In my research group we are discussing if it is possible to say a model has overfitting just by comparing the two errors, without knowing anything more about the experiment.

ps: I am personally interested in non redundant (i.e., without duplicates or very similar instances) small datasets, say 100 instances, and in classifiers with few or no parameters to adjust, like decision trees (that's why I don't have any validation error to mention at all)

I have thought in some arguments against that possibility,

• It seems that comparisons to the random error on the testing set (the error of the majority class, in other words) would be more informative
• Depending on the complexity and level of noise of the data, the overfitting tendency can be increased or attenuated
• Depending on the classifier, data can match perfectly its representation bias (a linear separable problem vs a linear regression) or, in opposition, each instance can fit exactly the classifier (k-NN with k=1)
• Ensembles can achieve 100% of training accuracy without affecting testing accuracy; see about this apparent paradox on page 82 here: link

One of my results, a Leave-One-Out (LOO) for example (with 10x10-fold it is similar).
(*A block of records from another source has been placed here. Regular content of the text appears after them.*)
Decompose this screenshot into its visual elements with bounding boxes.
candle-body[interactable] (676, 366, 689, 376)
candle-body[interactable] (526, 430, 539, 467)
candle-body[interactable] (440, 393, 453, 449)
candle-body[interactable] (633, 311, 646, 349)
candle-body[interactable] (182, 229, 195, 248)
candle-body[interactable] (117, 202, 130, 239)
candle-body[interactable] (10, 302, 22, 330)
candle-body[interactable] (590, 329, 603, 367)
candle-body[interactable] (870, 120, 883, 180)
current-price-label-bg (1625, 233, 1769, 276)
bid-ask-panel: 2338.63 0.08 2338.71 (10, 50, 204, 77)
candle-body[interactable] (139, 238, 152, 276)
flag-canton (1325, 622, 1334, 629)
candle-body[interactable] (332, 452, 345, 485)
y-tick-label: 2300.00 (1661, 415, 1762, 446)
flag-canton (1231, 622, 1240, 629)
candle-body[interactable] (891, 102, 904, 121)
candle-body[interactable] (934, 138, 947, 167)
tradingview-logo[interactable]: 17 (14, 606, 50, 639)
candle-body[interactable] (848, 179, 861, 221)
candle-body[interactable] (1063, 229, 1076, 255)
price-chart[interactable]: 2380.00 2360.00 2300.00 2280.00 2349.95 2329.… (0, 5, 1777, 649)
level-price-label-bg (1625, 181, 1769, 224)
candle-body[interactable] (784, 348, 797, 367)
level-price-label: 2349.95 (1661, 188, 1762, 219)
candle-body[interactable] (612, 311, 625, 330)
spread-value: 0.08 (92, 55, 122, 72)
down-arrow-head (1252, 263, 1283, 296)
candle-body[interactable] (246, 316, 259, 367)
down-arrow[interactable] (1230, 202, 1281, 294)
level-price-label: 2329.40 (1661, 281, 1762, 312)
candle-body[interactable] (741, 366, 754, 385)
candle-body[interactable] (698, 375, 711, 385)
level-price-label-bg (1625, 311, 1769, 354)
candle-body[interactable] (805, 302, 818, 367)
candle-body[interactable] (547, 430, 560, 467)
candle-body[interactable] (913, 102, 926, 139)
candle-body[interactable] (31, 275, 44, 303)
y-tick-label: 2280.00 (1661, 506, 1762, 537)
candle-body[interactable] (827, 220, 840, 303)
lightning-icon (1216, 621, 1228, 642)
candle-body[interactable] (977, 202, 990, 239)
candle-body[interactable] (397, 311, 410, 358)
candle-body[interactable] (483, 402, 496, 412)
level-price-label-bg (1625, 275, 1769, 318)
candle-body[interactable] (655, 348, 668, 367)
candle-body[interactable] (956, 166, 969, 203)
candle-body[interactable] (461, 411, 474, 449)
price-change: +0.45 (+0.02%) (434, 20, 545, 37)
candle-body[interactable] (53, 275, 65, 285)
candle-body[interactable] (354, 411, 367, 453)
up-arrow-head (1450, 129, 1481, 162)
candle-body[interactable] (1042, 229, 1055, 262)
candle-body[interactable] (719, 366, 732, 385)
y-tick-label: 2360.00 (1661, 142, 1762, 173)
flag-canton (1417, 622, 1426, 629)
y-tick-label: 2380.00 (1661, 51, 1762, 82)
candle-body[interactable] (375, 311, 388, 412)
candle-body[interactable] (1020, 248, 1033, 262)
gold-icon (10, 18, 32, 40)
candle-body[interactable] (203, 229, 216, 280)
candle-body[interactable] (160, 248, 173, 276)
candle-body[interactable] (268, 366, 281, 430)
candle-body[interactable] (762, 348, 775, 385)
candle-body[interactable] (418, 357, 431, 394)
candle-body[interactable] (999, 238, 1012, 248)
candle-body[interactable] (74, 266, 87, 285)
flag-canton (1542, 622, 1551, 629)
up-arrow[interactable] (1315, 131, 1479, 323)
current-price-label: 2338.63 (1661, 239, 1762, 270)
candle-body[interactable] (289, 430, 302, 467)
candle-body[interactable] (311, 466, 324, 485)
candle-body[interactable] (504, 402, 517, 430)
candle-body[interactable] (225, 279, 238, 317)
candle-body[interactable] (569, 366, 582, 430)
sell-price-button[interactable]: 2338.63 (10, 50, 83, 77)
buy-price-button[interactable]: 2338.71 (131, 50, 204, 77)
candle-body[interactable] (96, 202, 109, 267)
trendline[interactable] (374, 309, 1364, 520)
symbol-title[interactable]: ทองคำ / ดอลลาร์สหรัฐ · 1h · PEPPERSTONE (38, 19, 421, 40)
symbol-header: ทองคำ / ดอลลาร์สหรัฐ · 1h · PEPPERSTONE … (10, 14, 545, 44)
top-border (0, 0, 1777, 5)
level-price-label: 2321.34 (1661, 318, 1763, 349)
Standard deviation column can be ignored, since it is LOO:

 classifier train accuracy/std dev test acc./std dev 1. random forest w/ 1000 trees : 1.000/0.000 0.479/0.502 2. k-NN k=5 neighbors : 0.613/0.019 0.479/0.501 3. C4.5 w/ 5 trees : 0.732/0.018 0.500/0.503 4. Random guessing : 0.372/0.005 0.372/0.486 

 Histogram of classes: 35 <- A 28 <- B 19 <- C 6 <- D 6 <- E 

Histogram of predicted classes for random forest in testing set:  43 <- A 32 <- B 18 <- C 1 <- D 0 <- E 

• I am working on some similar research. Did this work ever result in a publication? If so, where can I access it?